Reputation: 1557
I have a pandas dataframe data_pandas
which has about half a million rows and 30000 columns. I want this to be in a Spark dataframe data_spark
and I achieve this by:
data_spark = sqlContext.createDataFrame(data_pandas)
I am working on an r3.8xlarge driver with 10 workers of the same configuration. But the aforementioned operation takes forever and returns an OOM error. Is there an alternate method I can try?
The source data in in HDF format, so I can't read it directly as a Spark dataframe.
Upvotes: 2
Views: 3551
Reputation: 91
You can try using arrow which can make it more efficient.

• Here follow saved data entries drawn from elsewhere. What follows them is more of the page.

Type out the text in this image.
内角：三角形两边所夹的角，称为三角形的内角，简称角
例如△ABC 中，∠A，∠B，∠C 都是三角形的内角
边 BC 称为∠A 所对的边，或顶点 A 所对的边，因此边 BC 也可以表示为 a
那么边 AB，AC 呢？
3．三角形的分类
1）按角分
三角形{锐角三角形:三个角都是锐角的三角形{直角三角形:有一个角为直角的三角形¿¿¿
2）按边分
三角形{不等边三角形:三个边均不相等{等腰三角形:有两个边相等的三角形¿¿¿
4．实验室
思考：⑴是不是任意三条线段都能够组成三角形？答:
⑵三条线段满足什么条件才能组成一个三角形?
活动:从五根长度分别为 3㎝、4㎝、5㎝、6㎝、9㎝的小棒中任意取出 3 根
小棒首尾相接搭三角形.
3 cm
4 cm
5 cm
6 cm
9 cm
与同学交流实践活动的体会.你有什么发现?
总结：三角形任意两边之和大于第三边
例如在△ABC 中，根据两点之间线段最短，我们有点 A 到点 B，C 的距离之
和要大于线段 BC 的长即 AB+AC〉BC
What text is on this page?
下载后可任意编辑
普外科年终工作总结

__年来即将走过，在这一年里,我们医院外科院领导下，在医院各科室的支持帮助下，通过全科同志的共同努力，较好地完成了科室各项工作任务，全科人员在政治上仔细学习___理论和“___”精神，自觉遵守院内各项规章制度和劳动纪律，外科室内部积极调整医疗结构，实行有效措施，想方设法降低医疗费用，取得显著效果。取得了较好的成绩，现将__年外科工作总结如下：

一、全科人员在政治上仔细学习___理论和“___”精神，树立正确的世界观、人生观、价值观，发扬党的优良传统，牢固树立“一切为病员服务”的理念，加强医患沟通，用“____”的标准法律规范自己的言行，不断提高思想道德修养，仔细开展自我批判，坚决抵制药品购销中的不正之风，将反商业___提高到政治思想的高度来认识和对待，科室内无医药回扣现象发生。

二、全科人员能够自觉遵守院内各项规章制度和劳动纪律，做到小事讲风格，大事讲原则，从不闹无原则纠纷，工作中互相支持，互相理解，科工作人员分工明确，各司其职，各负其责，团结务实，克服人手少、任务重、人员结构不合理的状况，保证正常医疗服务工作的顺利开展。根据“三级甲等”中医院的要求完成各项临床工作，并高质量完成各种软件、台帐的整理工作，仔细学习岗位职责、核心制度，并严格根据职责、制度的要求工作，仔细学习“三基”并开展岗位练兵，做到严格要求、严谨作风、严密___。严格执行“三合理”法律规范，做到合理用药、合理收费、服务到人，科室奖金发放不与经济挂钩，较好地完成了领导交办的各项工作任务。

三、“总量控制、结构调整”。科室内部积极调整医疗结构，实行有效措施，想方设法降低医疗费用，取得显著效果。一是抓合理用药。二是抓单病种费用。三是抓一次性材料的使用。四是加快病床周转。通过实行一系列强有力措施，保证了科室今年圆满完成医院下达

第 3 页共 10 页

spark.conf.set("spark.sql.execution.arrow.enabled","true)
For more details refer: https://bryancutler.github.io/toPandas/
Upvotes: 1
Reputation: 1336
One way can be to read the data from the pandas dataframe in batches rather than at one go, one way would be to use the code below which divides it into 20 chunks (some part of the solution from the question here and here)
def unionAll(*dfs):
' by @zero323 from here: http://stackoverflow.com/a/33744540/42346 '
first, *rest = dfs # Python 3.x, for 2.x you'll have to unpack manually
return first.sql_ctx.createDataFrame(
first.sql_ctx._sc.union([df.rdd for df in dfs]),
first.schema
)
df_list = []
for chunk in np.array_split(df1,20):
df_list.append(sqlContext.createDataFrame(chunk))
df_all = unionAll(df_list)
Upvotes: 0